この10年間の環境意識の高まりは、日本においても大きな意識変革を促しました。化石燃料が有限であることも、私たちの意識の中に刻まれています。企業は低エネルギーへ向けた商品の開発に余念がありません。しかし、エコ商品への買い替えが進みながらも、結局のところゴミの量は減らない、社会全体で見るとCO2の削減には寄与していない、というのが日本の大きな課題でもあります。もっと大きな枠組みが、社会全体の指標として必要なのです。そして、それは夢のある目標でなければなりません。
その目標を「成熟社会」と呼んでみては、どうでしょう。
成熟社会では、「ものそのもの」よりも、持ち方、暮らし方といった「ものの背景」が大切になります。ものの持ち方は、生き方とも言えます。

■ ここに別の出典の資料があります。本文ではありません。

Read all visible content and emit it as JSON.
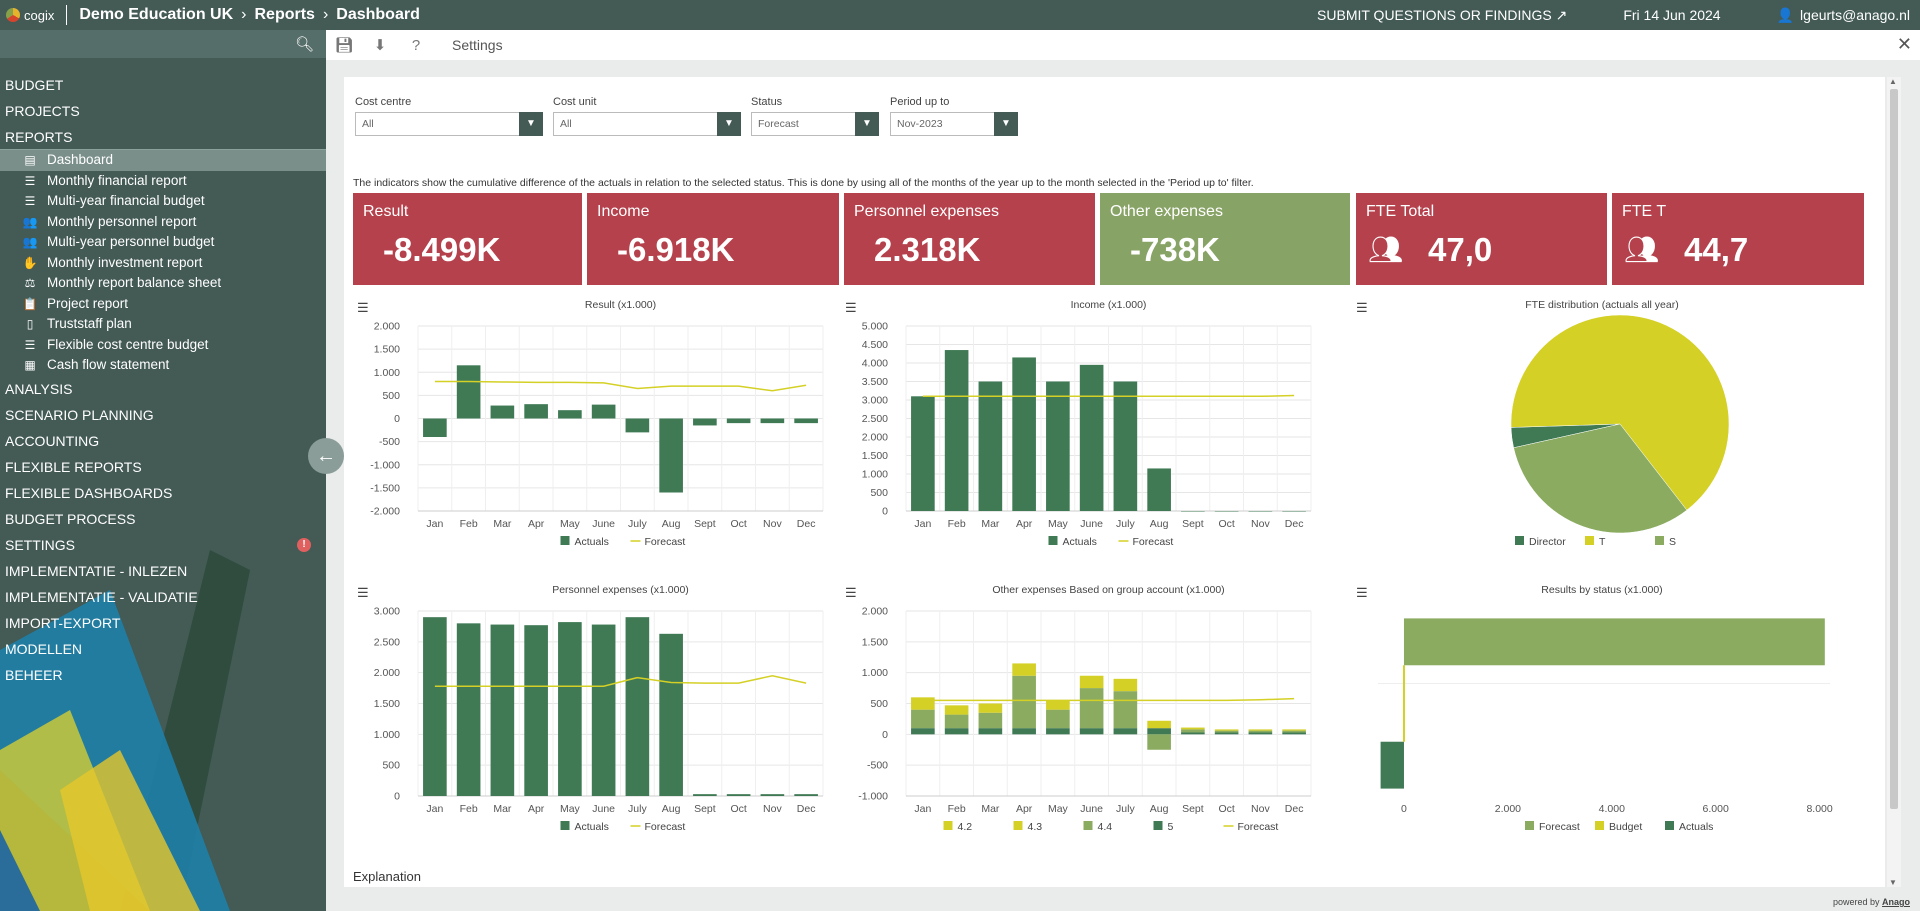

新しいものより、時を積み重ねたもの。若さよりも、大人の思慮。消費することよりも、多くを持たず、そこにあるものをうまく活用する知恵。こういったものを「豊かさ」と感じる価値観が、いま、生まれつつあるのではないでしょうか。
そしてそれを支えるのは、暮らしの美意識です。私たちの中にある、日本文化に根ざした美意識です。日本の文化を様式としてとらえるのでなく、その根底にある「意識」に目を向けてみる。もののカタチにこだわるのでなく、その背景にこだわっていくのです。
日本では、茶碗を見る時にその中を覗きます。その中の空間を「見込み」と呼び、見込みが深いもの、奥行きを感じられるものが、よい器だとされています。「見込み」の奥に絵柄が書いてあるのも、その奥行きを感じるための手法のひとつ。輪郭の美しさだけでなく、手に持った時の感触や眺めて感じる空間の深さなどが、茶碗ひとつにも込められているのです。それは、「味わい」と言ってもよいでしょう。使う、見るといった日常的な行為を一歩進めて、触ったり眺めたりしながら「感じる」ということかもしれません。
成熟とは、そうしたものの背景やものによって生まれる空間にこだわり、目に見えないものを感じていくこと。年を重ねてこそわかる、ゆとりなのかもしれません。そうしたものの見方は、新しい「知の発見」とも言えます。茶碗ひとつ眺めても、そこに新しい発見があるような暮らし方。単に「知っている」「持っている」という世界から、体全体で感じて味わうというような暮らしが訪れるのではないでしょか。そう考えると、私たちの未来は限りなく豊かなものに思えます。
みなさんはこれからの暮らしを、どのように考えていらっしゃいますか。